If you're looking at your reports in your analytics. Absolutely.

Kausambi: Yeah. Yeah. Love that example. Um, and, and there's a third question, uh, just to heads up, we had a couple of folks joining in. If you have any questions, please drop in, uh, on chat. Uh, I'm on the third question in the list right now. Um, so from your experience, and I think you kind of touched upon it a little bit.
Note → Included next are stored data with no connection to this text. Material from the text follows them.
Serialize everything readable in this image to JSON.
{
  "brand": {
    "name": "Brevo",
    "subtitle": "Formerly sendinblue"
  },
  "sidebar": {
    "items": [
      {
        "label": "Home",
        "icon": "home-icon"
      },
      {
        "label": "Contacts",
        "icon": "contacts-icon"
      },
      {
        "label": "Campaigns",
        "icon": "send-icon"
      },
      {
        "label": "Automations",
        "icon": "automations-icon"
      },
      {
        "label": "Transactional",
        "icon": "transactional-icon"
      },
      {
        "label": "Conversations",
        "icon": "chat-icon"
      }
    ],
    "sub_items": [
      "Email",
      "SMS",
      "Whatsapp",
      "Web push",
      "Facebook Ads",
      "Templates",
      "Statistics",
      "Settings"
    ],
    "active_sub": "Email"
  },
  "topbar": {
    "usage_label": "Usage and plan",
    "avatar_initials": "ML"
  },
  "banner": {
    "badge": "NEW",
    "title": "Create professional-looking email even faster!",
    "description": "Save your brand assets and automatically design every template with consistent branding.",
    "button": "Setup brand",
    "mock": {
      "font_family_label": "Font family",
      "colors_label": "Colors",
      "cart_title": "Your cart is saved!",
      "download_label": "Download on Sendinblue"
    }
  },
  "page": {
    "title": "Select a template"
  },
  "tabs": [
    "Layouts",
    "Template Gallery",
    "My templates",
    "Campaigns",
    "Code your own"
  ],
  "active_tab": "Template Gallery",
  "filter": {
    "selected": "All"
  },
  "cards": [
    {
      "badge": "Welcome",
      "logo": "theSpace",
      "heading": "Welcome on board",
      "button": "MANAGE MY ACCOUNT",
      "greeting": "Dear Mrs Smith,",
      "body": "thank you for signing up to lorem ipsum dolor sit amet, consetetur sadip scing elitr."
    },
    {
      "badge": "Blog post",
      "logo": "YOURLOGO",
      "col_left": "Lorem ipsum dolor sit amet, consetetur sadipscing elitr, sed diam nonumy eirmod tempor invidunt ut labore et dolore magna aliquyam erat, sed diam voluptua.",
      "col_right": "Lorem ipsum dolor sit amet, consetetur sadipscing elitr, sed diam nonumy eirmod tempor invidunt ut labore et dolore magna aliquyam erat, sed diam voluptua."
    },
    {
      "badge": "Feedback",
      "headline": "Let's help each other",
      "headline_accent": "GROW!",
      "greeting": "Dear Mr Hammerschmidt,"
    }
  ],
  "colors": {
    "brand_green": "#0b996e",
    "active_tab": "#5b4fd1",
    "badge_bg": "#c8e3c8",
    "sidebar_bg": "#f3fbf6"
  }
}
When Should You Start Running Tests?

Question: How many visitors do I really need to actually start getting, uh, you know, to a place where constant testing starts making sense?

Oliver: Oh, wow. Constant testing. Um, look, I think it will, it'll really depend. It'll change for everyone. It'll depend as to how much effort is involved in putting together a test, whether you have a, you know, a team set up for it, where the constant testing for you means engaging an agency or building an in-house team.

Um, you know what your AOV is, for instance, you know, what sort of ROI you expect to get from it. But. As a, as a very basic, um, rule of thumb, I typically think, oh look, I wouldn't consider really investing optimization until I had at least a couple of hundred thousand visitors every month. Yeah. That's a good benchmark.

Kaausambi: We are nearing the stop time. Anybody has any questions once we closed the livestream, you can definitely ask that. Otherwise Oliver, this was super interesting. I love the anecdote. I'm actually going to take it back and hopefully, hopefully get a bunch of recordings from our customers too, on how they're reacting when they're seeing flows within the app.

But thank you so much. This was very insightful and, uh, we hope, uh, that we work on that. Blog and we send it out to our audience. Eddie, be so excited to work with you, excited to have you on, uh, today's session. And thank you so much.

Oliver: Thank you. Thank you very much. Lovely to be here. Thank you.